Du volontariat à l’obligation

Une fois la barrière psychologique de l’installation d’une appli de « tracking » franchie, rien ne serait plus simple que d’inviter dans une second temps les « volontaires » à activer en permanence la transmission de données et le GPS pour les situer précisément sur le territoire national. Et nous y voilà : l’État serait en mesure de suivre en temps réel la position, mais aussi les activités de chacun d’entre-nous, à l’instar de Google lorsque nous avons autorisé ce prestataire à suivre et à enregistrer nos déplacements.

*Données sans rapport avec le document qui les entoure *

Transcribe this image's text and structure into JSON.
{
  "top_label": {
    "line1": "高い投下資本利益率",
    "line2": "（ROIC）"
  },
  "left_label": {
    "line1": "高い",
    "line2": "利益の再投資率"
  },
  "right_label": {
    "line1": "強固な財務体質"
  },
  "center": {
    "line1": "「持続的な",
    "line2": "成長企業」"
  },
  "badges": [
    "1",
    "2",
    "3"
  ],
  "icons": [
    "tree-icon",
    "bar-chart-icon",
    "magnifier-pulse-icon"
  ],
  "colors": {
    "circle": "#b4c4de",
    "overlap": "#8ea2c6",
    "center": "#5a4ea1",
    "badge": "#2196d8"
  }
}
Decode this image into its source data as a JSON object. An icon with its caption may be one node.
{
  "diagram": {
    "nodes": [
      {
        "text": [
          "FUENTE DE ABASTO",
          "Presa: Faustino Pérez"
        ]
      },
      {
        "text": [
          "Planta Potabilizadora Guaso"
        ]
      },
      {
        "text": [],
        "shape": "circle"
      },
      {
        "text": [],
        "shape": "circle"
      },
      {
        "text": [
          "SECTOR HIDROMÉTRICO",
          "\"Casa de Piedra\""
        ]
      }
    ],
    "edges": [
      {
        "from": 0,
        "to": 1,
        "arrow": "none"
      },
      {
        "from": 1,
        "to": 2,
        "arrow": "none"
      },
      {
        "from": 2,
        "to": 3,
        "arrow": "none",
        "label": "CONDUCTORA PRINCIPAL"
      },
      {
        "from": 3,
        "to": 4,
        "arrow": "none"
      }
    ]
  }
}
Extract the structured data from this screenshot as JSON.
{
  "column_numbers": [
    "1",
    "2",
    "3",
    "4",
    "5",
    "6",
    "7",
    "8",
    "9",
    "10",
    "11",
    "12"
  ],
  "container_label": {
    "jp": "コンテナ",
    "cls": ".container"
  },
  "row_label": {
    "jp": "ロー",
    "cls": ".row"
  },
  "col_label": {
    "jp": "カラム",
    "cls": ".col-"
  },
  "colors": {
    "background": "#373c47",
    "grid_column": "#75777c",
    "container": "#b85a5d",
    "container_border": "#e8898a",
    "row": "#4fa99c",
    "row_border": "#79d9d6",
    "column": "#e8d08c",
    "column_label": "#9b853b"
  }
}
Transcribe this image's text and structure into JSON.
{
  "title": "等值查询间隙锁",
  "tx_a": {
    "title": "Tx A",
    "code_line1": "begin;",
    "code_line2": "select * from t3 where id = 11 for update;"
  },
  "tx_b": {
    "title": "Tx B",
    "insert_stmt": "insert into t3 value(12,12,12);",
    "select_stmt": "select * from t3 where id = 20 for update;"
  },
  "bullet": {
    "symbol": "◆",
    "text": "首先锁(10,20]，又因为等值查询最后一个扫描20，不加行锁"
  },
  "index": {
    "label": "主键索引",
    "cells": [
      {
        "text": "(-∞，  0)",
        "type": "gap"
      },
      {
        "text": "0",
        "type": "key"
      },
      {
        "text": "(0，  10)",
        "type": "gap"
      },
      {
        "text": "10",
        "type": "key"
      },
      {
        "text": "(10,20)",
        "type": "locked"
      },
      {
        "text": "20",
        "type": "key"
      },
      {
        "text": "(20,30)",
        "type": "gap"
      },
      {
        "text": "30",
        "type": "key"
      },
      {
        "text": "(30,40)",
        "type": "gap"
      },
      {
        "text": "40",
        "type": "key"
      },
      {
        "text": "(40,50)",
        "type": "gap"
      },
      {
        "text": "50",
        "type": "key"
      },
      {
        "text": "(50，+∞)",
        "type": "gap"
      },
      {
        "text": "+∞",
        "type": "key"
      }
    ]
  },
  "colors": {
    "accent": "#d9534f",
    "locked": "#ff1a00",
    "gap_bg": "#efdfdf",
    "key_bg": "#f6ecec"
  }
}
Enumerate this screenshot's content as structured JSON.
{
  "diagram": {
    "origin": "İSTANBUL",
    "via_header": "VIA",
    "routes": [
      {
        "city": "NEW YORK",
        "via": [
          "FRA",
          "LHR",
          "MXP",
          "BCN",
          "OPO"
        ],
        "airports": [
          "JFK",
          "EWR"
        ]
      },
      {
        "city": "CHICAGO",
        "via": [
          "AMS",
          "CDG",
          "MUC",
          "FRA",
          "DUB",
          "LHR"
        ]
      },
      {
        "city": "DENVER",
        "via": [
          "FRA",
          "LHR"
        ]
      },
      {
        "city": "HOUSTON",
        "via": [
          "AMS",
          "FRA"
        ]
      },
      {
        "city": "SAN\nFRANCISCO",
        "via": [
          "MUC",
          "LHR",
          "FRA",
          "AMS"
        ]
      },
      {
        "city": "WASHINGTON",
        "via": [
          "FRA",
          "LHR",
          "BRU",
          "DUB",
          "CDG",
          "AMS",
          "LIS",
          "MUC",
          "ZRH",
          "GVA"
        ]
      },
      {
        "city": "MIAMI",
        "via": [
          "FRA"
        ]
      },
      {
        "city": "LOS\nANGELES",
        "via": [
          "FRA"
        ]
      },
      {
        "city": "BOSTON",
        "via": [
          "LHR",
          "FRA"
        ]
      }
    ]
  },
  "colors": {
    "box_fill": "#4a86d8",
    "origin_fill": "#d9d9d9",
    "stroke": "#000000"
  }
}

Ce qui relève un jour du volontariat évolue régulièrement vers une obligation le lendemain. D’ici quelque temps, nous pourrions TOUS être CONTRAINTS d’être possesseurs et porteurs permanents d’un smartphone, toutes fonctions activées en permanence. Condition à remplir dans un premier temps pour accéder à certains services ciblés, mais dans un second temps sésame indispensable à la satisfaction de nos besoins de la vie courante.

Des poumons aux neurones

L’informatique a rendu nos comptes en banque accessibles à de nombreux services d’Etat, avec toutes les conséquences que cela engendre. Certains employeurs pistent déjà leurs employés en temps réel. L’on peut imaginer l’exploitation qui pourrait être faite de nos déplacements, les restrictions ou obligations qui pourraient dès lors nous être imposées… Et surtout, les dérives qui pourraient se révéler au fil du temps. Pire encore en cas d’instabilité du pays.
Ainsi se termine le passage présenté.